Sunday, August 04, 2019

The Fed and inflation

I want to single out a statement in Dean Baker's recent article, The Dangerously Irresponsible Arguments of the “Responsible” Budget Gang: " I have some differences [with MMT]. In particular, I am not willing to give up having the Fed as a check on inflation."

This statement is false in part and true in part. MMT does not ask us to "give up" the Fed's role in checking inflation; instead, MMT scholars present considerable evidence that under ordinary circumstances, the Fed (or any central bank) cannot control inflation. According to MMT (and other theories), bank money is endogenous. The quantity of money in an economy is determined not exogenously by the Fed but endogenously by profit-seeking banks and firms creating loans.

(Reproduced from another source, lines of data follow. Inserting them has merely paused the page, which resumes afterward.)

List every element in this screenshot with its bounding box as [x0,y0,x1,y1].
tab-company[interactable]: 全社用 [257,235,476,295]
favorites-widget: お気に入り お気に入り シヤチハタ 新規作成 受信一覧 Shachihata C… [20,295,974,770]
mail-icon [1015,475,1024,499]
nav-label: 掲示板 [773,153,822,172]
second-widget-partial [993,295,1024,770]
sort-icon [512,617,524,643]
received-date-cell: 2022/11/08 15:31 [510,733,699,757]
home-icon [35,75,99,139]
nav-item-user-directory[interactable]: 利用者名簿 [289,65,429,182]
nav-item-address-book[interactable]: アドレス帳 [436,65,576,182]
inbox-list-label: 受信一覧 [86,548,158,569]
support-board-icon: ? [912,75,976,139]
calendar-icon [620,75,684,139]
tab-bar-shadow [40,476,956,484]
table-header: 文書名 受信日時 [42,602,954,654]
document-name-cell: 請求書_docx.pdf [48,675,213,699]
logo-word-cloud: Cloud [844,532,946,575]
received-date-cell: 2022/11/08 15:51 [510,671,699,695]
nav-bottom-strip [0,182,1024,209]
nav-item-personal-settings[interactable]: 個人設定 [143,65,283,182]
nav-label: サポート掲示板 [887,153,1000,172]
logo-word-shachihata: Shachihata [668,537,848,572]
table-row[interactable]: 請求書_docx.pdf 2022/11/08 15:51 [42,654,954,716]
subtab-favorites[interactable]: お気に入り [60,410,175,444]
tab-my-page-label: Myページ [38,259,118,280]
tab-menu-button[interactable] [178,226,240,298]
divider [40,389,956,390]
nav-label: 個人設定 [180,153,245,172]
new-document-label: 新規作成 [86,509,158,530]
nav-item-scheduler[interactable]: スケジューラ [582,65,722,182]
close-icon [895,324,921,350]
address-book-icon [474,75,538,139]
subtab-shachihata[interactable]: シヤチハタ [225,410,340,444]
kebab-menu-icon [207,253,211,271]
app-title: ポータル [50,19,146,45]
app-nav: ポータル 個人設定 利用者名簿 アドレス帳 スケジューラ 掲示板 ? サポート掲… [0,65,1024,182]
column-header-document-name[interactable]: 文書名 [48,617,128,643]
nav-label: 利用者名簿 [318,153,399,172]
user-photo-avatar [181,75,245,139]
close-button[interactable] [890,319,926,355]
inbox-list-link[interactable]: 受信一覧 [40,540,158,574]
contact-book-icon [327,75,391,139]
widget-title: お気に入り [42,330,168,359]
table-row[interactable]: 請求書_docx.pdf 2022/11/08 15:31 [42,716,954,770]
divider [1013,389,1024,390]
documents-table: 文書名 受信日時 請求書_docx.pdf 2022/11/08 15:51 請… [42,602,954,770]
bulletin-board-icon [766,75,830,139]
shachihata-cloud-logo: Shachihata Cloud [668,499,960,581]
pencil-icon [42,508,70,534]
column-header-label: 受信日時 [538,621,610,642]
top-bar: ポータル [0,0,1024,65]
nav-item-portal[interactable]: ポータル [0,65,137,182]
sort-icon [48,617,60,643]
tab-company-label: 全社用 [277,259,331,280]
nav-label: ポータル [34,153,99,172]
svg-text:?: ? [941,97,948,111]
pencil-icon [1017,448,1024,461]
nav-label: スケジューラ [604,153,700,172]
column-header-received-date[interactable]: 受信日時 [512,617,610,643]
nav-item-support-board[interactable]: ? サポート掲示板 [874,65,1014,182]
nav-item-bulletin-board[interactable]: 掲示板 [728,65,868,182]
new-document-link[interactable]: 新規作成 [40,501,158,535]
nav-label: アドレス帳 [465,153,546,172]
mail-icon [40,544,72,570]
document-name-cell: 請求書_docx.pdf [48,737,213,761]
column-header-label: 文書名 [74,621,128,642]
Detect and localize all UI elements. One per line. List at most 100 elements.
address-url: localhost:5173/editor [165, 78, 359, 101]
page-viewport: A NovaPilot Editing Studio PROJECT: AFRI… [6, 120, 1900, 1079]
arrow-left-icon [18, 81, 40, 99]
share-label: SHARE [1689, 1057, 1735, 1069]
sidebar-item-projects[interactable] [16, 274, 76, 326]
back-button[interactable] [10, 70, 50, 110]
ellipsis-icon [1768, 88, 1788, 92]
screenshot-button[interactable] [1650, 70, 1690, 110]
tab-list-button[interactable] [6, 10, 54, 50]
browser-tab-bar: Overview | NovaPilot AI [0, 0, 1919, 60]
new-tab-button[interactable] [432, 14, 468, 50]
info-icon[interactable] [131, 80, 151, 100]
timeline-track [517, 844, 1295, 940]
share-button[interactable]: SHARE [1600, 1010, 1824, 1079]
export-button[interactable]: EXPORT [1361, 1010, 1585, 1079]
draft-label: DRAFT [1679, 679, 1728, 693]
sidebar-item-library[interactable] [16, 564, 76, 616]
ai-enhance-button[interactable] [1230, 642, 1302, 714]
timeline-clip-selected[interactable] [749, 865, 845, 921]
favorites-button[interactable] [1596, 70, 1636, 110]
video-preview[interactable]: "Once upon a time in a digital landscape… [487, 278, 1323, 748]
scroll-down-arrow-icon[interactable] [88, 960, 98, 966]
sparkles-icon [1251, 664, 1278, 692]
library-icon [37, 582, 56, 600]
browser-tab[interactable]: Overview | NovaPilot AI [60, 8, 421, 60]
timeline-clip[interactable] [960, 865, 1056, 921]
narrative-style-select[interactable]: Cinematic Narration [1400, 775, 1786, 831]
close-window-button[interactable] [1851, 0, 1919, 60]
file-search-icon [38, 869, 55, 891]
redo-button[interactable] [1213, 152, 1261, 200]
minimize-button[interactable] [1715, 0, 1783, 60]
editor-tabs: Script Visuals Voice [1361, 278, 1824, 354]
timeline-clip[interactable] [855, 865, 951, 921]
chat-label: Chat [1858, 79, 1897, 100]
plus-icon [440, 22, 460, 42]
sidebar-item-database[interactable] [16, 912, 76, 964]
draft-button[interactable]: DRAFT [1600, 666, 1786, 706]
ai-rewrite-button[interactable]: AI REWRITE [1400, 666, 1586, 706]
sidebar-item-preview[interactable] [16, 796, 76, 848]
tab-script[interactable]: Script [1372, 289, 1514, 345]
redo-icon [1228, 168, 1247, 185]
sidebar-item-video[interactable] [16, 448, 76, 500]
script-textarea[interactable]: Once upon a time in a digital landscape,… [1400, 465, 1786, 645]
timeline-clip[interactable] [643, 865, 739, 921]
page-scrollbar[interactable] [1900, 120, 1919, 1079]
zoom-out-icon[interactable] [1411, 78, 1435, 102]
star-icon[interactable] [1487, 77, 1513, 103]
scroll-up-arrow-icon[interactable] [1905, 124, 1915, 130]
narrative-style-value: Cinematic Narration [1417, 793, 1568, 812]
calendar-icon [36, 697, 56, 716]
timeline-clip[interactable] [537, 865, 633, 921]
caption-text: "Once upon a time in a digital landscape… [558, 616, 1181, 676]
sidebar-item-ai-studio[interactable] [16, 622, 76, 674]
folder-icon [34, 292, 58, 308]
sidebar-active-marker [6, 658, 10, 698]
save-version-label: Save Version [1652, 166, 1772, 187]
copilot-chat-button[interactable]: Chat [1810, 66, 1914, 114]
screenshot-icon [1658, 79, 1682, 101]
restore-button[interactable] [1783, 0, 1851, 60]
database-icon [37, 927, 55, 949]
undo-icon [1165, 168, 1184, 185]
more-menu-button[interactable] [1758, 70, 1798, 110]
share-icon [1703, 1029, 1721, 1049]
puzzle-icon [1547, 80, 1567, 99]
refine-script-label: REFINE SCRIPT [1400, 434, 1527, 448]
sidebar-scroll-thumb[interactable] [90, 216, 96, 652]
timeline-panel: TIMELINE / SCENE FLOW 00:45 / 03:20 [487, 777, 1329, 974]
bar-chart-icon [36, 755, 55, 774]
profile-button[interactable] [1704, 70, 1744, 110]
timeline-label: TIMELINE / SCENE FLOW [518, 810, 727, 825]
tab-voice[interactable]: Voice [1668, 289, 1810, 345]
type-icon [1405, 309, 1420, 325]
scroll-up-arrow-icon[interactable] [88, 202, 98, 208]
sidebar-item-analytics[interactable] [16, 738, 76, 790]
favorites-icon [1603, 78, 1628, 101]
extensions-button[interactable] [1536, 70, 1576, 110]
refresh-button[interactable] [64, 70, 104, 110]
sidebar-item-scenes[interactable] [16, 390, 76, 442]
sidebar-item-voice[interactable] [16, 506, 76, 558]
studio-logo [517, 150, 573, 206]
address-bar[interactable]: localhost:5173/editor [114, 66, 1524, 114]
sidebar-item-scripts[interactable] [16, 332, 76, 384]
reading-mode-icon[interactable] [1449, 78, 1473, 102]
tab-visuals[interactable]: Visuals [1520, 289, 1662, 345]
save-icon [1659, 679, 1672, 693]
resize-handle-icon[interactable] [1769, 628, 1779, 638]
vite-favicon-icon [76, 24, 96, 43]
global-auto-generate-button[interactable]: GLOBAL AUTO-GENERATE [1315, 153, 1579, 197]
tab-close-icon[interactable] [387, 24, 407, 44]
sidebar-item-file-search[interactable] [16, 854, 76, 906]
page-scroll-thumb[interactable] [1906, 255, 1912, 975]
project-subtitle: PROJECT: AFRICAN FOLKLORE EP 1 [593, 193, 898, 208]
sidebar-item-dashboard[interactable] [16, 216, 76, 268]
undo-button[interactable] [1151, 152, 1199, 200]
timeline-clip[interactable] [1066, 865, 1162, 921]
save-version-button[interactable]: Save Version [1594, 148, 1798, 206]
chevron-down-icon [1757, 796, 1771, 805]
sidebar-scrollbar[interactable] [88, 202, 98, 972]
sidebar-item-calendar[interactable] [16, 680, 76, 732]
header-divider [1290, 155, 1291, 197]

Moreover, firms' investment spending is inelastic with regard to interest rates: if a firm believes they can make a profit by expanding, they will borrow at the prevailing interest rate. As long as banks believe firms can invest productively, they will provide the loans that firms want, and why not? Banks are profit maximizing entities. The Fed has very little choice but to provide the reserves that banks need: the alternative is to allow some banks to simply fail. Having the Fed's thumb on banks' self-destruct buttons is a kind of control, but it is not the same as sitting behind the wheel.

Similarly, as we have seen in Japan since the 1990s and the rest of the developed world since the global financial crisis, central banks can do very little to increase inflation. The Fed can shovel reserves to the banks, but regardless of the amount of banks' reserves, they can't lend if firms don't want to borrow, i.e. if firms believe investment will not be profitable, and banks won't lend if they don't believe investment will be profitable.

The Fed can check inflation. However, the only tool they have is to abruptly raise the Fed Funds rate high enough to choke off investment spending and cause a recession; the resulting unemployment will eventually bring inflation down. But we should find ways other than massive unemployment and suffering to fix systemic economic problems such as inflation. It is not MMT per se but ordinary morality that asks us to give up this tool.